一行は小舟に乗り移り、音もなく海賊船団へと近づいていく。一番大きな旗艦――『アビス・クラーケン』と船首に刻まれた船が、彼らの最初の目標だった。
「まず、船上の見張りを無力化します」
小声で指示を出すレオン。ロープを巧みに使い、四人は次々と甲板へと侵入した。
退屈そうにあくびをしていた見張りの背後に、影のように忍び寄る。レオンとクラウスが寸分違わぬ動きで首筋に手刀を叩き込み、音もなく昏倒させた。
「よし、次は船内にいる連中です」
コノハが懐から小さな香炉を取り出し、中に特殊な薬草を入れると、ふぅっと息を吹きかけた。無色透明で、ほとんど匂いのしない煙が、船室の換気口からゆっくりと流れ込んでいく。
「これは、吸い込むと泥のように眠くなるお香です。故郷では、興奮した動物を落ち着かせるのに使うんですよ」
やがて、船内から聞こえていた騒がしい声やいびきが、ぴたりと止んだ。
「効果てきめん、だな」
ガルムが感心する。一行は船内へと踏み込み、眠りこけている海賊たちを手際よくロープで縛り上げていく。作戦は順調に進んでいるかに見えた。
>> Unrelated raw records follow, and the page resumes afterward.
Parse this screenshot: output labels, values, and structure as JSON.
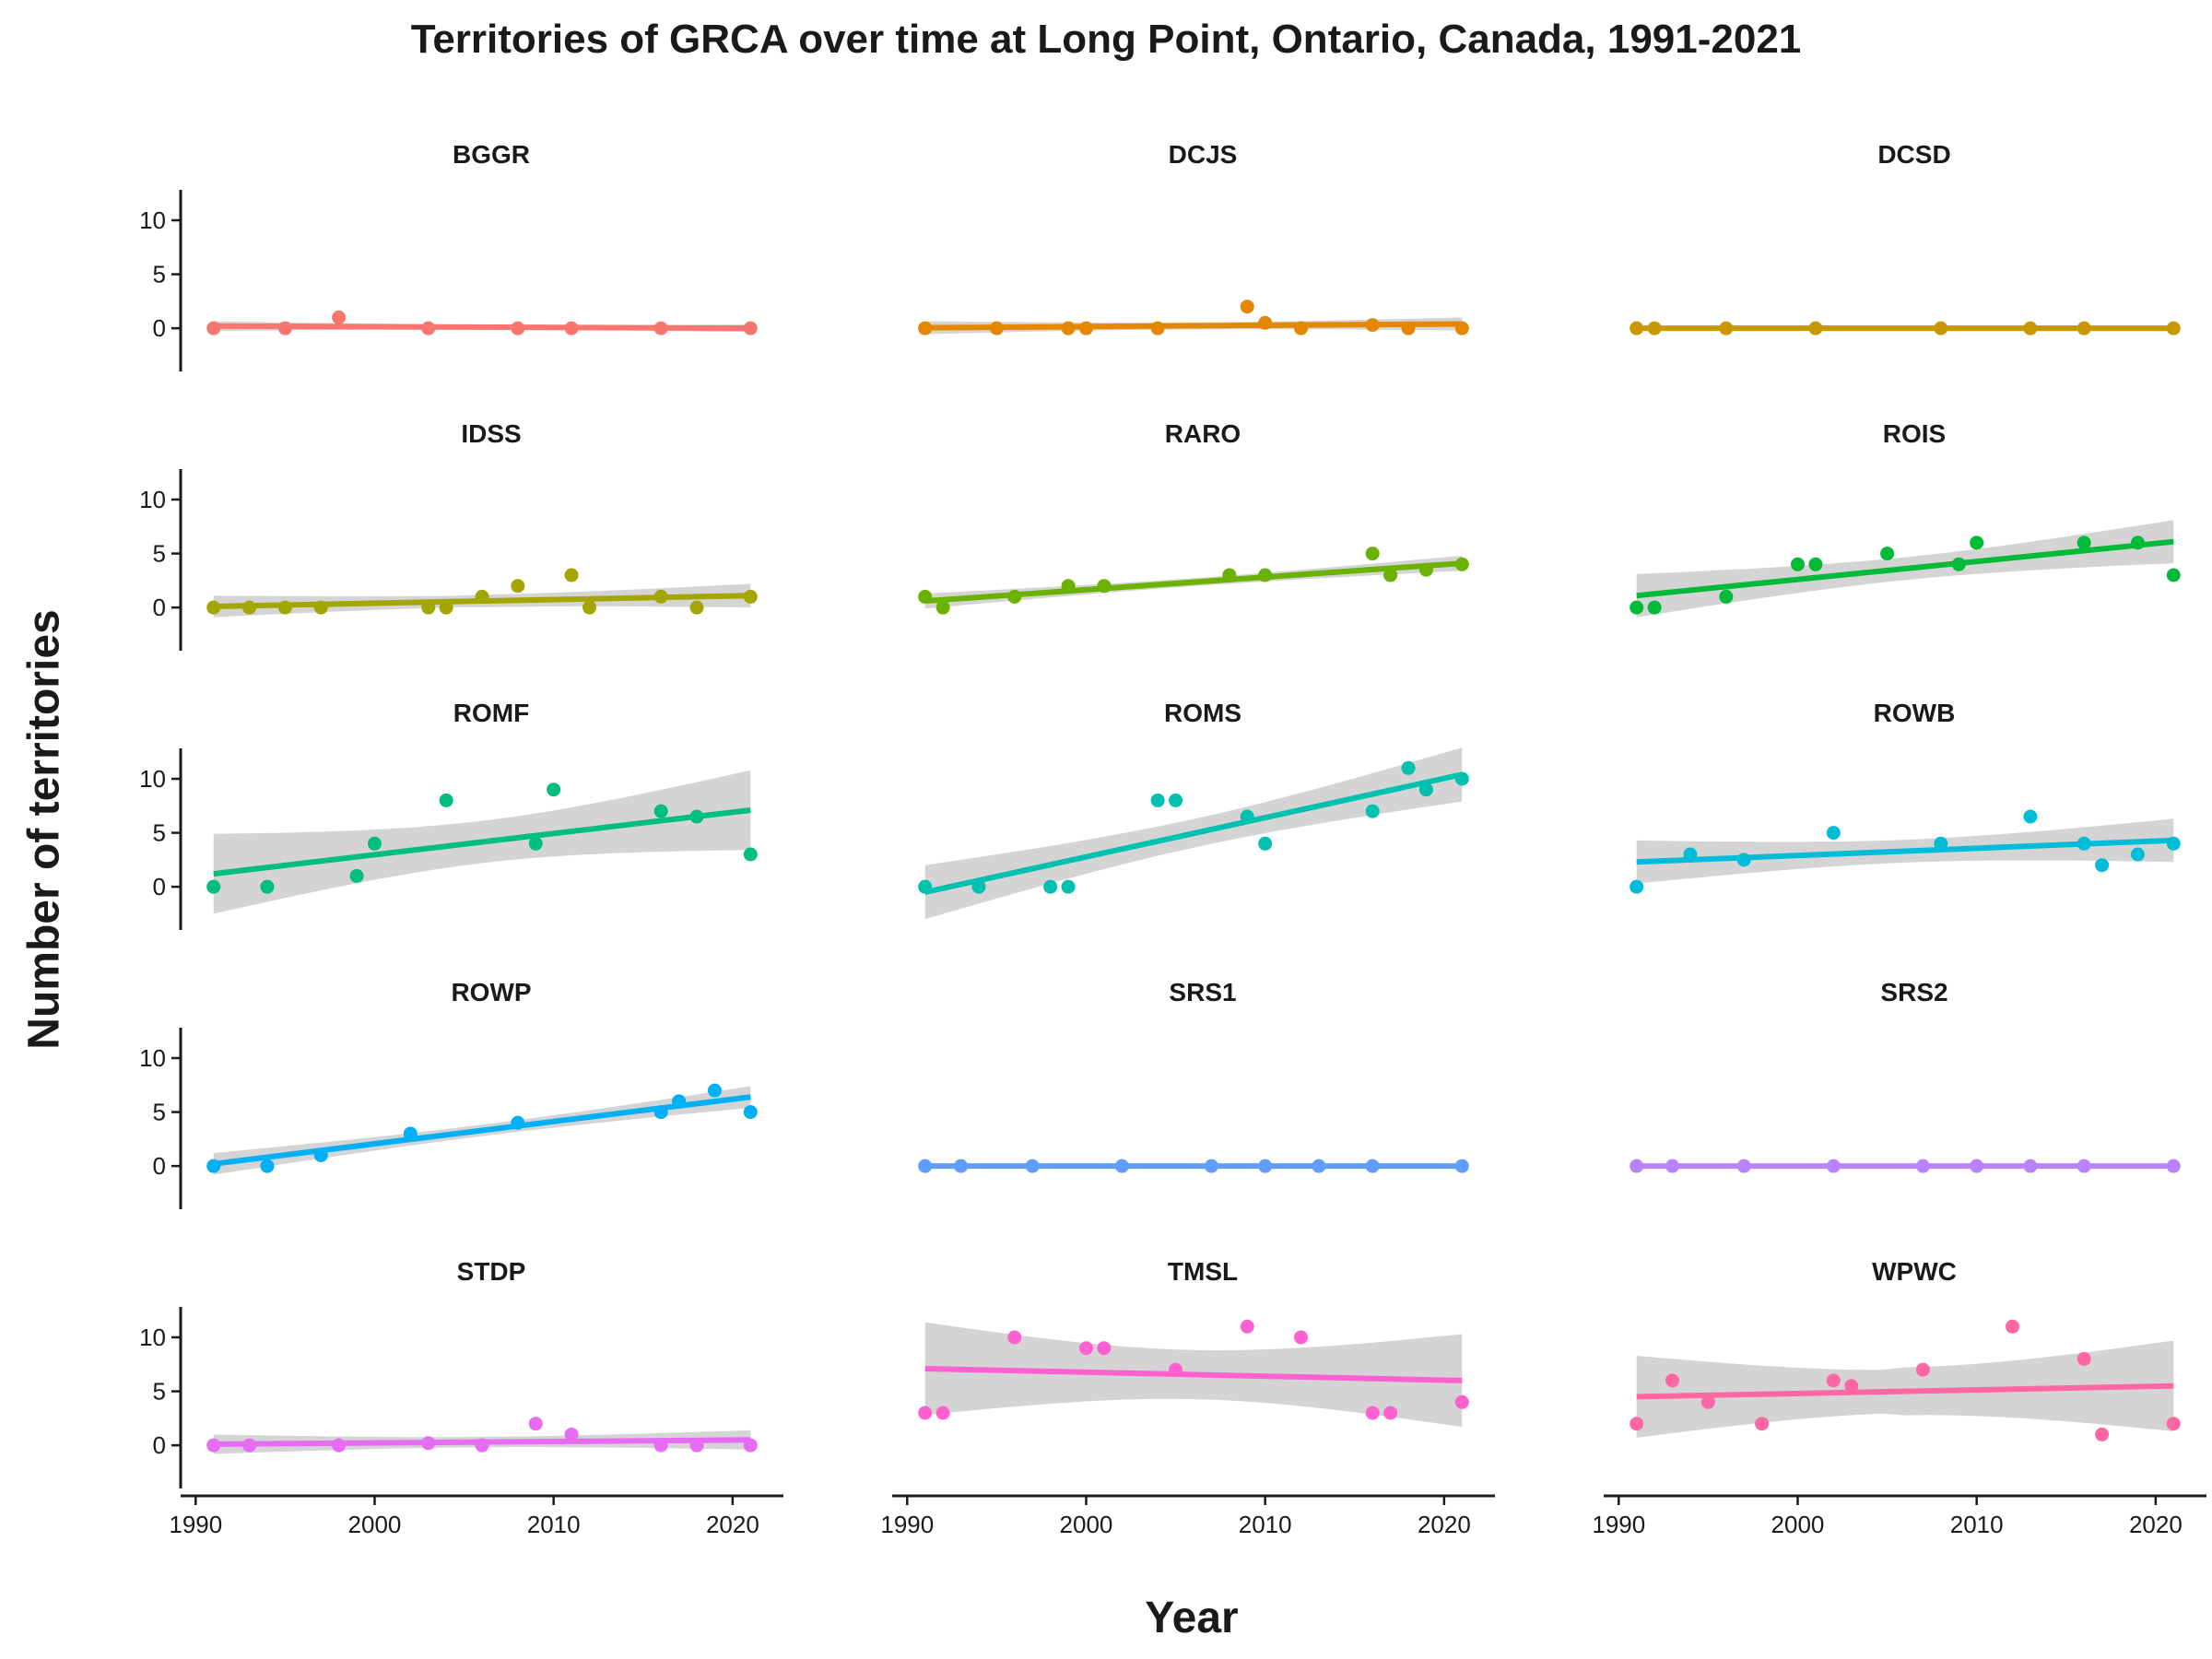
{
  "chart_data": {
    "type": "scatter",
    "title": "Territories of GRCA over time at Long Point, Ontario, Canada, 1991-2021",
    "xlabel": "Year",
    "ylabel": "Number of territories",
    "xlim": [
      1990,
      2021
    ],
    "ylim": [
      -4,
      13.5
    ],
    "x_ticks": [
      1990,
      2000,
      2010,
      2020
    ],
    "y_ticks": [
      0,
      5,
      10
    ],
    "grid": false,
    "legend": "none",
    "trend": "linear fit with shaded confidence band",
    "panels": [
      {
        "name": "BGGR",
        "color": "#F8766D",
        "x": [
          1991,
          1995,
          1998,
          2003,
          2008,
          2011,
          2016,
          2021
        ],
        "y": [
          0,
          0,
          1,
          0,
          0,
          0,
          0,
          0
        ],
        "fit": [
          0.2,
          0.0
        ],
        "band": [
          0.45,
          0.35
        ]
      },
      {
        "name": "DCJS",
        "color": "#E58700",
        "x": [
          1991,
          1995,
          1999,
          2000,
          2004,
          2009,
          2010,
          2012,
          2016,
          2018,
          2021
        ],
        "y": [
          0,
          0,
          0,
          0,
          0,
          2,
          0.5,
          0,
          0.3,
          0,
          0
        ],
        "fit": [
          0.05,
          0.4
        ],
        "band": [
          0.6,
          0.6
        ]
      },
      {
        "name": "DCSD",
        "color": "#C99800",
        "x": [
          1991,
          1992,
          1996,
          2001,
          2008,
          2013,
          2016,
          2021
        ],
        "y": [
          0,
          0,
          0,
          0,
          0,
          0,
          0,
          0
        ],
        "fit": [
          0,
          0
        ],
        "band": [
          0,
          0
        ]
      },
      {
        "name": "IDSS",
        "color": "#A3A500",
        "x": [
          1991,
          1993,
          1995,
          1997,
          2003,
          2004,
          2006,
          2008,
          2011,
          2012,
          2016,
          2018,
          2021
        ],
        "y": [
          0,
          0,
          0,
          0,
          0,
          0,
          1,
          2,
          3,
          0,
          1,
          0,
          1
        ],
        "fit": [
          0.1,
          1.1
        ],
        "band": [
          1.0,
          1.1
        ]
      },
      {
        "name": "RARO",
        "color": "#6BB100",
        "x": [
          1991,
          1992,
          1996,
          1999,
          2001,
          2008,
          2010,
          2016,
          2017,
          2019,
          2021
        ],
        "y": [
          1,
          0,
          1,
          2,
          2,
          3,
          3,
          5,
          3,
          3.5,
          4
        ],
        "fit": [
          0.6,
          4.1
        ],
        "band": [
          0.7,
          0.7
        ]
      },
      {
        "name": "ROIS",
        "color": "#00BA38",
        "x": [
          1991,
          1992,
          1996,
          2000,
          2001,
          2005,
          2009,
          2010,
          2016,
          2019,
          2021
        ],
        "y": [
          0,
          0,
          1,
          4,
          4,
          5,
          4,
          6,
          6,
          6,
          3
        ],
        "fit": [
          1.1,
          6.1
        ],
        "band": [
          2.0,
          2.0
        ]
      },
      {
        "name": "ROMF",
        "color": "#00BF7D",
        "x": [
          1991,
          1994,
          1999,
          2000,
          2004,
          2009,
          2010,
          2016,
          2018,
          2021
        ],
        "y": [
          0,
          0,
          1,
          4,
          8,
          4,
          9,
          7,
          6.5,
          3
        ],
        "fit": [
          1.2,
          7.1
        ],
        "band": [
          3.7,
          3.7
        ]
      },
      {
        "name": "ROMS",
        "color": "#00C0AF",
        "x": [
          1991,
          1994,
          1998,
          1999,
          2004,
          2005,
          2009,
          2010,
          2016,
          2018,
          2019,
          2021
        ],
        "y": [
          0,
          0,
          0,
          0,
          8,
          8,
          6.5,
          4,
          7,
          11,
          9,
          10
        ],
        "fit": [
          -0.5,
          10.4
        ],
        "band": [
          2.5,
          2.5
        ]
      },
      {
        "name": "ROWB",
        "color": "#00BCD8",
        "x": [
          1991,
          1994,
          1997,
          2002,
          2008,
          2013,
          2016,
          2017,
          2019,
          2021
        ],
        "y": [
          0,
          3,
          2.5,
          5,
          4,
          6.5,
          4,
          2,
          3,
          4
        ],
        "fit": [
          2.3,
          4.3
        ],
        "band": [
          2.0,
          2.0
        ]
      },
      {
        "name": "ROWP",
        "color": "#00B0F6",
        "x": [
          1991,
          1994,
          1997,
          2002,
          2008,
          2016,
          2017,
          2019,
          2021
        ],
        "y": [
          0,
          0,
          1,
          3,
          4,
          5,
          6,
          7,
          5
        ],
        "fit": [
          0.2,
          6.4
        ],
        "band": [
          1.0,
          1.0
        ]
      },
      {
        "name": "SRS1",
        "color": "#619CFF",
        "x": [
          1991,
          1993,
          1997,
          2002,
          2007,
          2010,
          2013,
          2016,
          2021
        ],
        "y": [
          0,
          0,
          0,
          0,
          0,
          0,
          0,
          0,
          0
        ],
        "fit": [
          0,
          0
        ],
        "band": [
          0,
          0
        ]
      },
      {
        "name": "SRS2",
        "color": "#B983FF",
        "x": [
          1991,
          1993,
          1997,
          2002,
          2007,
          2010,
          2013,
          2016,
          2021
        ],
        "y": [
          0,
          0,
          0,
          0,
          0,
          0,
          0,
          0,
          0
        ],
        "fit": [
          0,
          0
        ],
        "band": [
          0,
          0
        ]
      },
      {
        "name": "STDP",
        "color": "#E76BF3",
        "x": [
          1991,
          1993,
          1998,
          2003,
          2006,
          2009,
          2011,
          2016,
          2018,
          2021
        ],
        "y": [
          0,
          0,
          0,
          0.2,
          0,
          2,
          1,
          0,
          0,
          0
        ],
        "fit": [
          0.1,
          0.5
        ],
        "band": [
          0.9,
          0.9
        ]
      },
      {
        "name": "TMSL",
        "color": "#FD61D1",
        "x": [
          1991,
          1992,
          1996,
          2000,
          2001,
          2005,
          2009,
          2012,
          2016,
          2017,
          2021
        ],
        "y": [
          3,
          3,
          10,
          9,
          9,
          7,
          11,
          10,
          3,
          3,
          4
        ],
        "fit": [
          7.1,
          6.0
        ],
        "band": [
          4.3,
          4.3
        ]
      },
      {
        "name": "WPWC",
        "color": "#FF67A4",
        "x": [
          1991,
          1993,
          1995,
          1998,
          2002,
          2003,
          2007,
          2012,
          2016,
          2017,
          2021
        ],
        "y": [
          2,
          6,
          4,
          2,
          6,
          5.5,
          7,
          11,
          8,
          1,
          2
        ],
        "fit": [
          4.5,
          5.5
        ],
        "band": [
          3.8,
          4.2
        ]
      }
    ]
  }
}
しかし、洞窟の奥に停泊していた別の船の見張りが、偶然アビス・クラーケン号の異変に気付いた。
「て、敵襲だァーッ!起きろ、てめえら!」
けたたましい鐘の音が、洞窟内に響き渡る。
眠っていた海賊たちが、次々と目を覚まし、武器を手に甲板へと飛び出してきた。
「ちっ、気づかれたか!」
「仕方ありません!ここからは力尽くです!」
レオンの号令と共に、四人は戦闘態勢に入った。
「うおおおっ!」
ガルムがハルバードを振り回し、甲板に殺到する海賊たちをまとめて吹き飛ばす。狭い船上は、彼の独壇場だった。
「邪魔だ、どきな!」
「ぐわああ!」
レオンとクラウスは、船のマストやロープを利用して立体的に立ち回り、的確な剣技で敵の武器だけを弾き飛ばし、無力化していく。
「コノハさん、援護を!」
「はい!」
コノハは後方で回復魔法を使いつつ、敵の足元に土魔法で落とし穴を作ったり、水魔法で甲板を凍らせて転ばせたりと、多彩な魔法で戦場をかく乱する。
彼女の支援は、単なる回復に留まらず、戦局そのものを有利に導いていた。
パーティの連携は完璧だった。まるで一つの生き物のように動き、圧倒的な実力差で海賊たちを制圧していく。
「な、なんだこいつら……化け物か……!」
海賊たちは戦意を喪失し、武器を捨てて降伏し始めた。
「残るは、船長室の大将首だけだな」
ガルムがアビス・クラーケン号の最も豪華な扉を睨みつけた。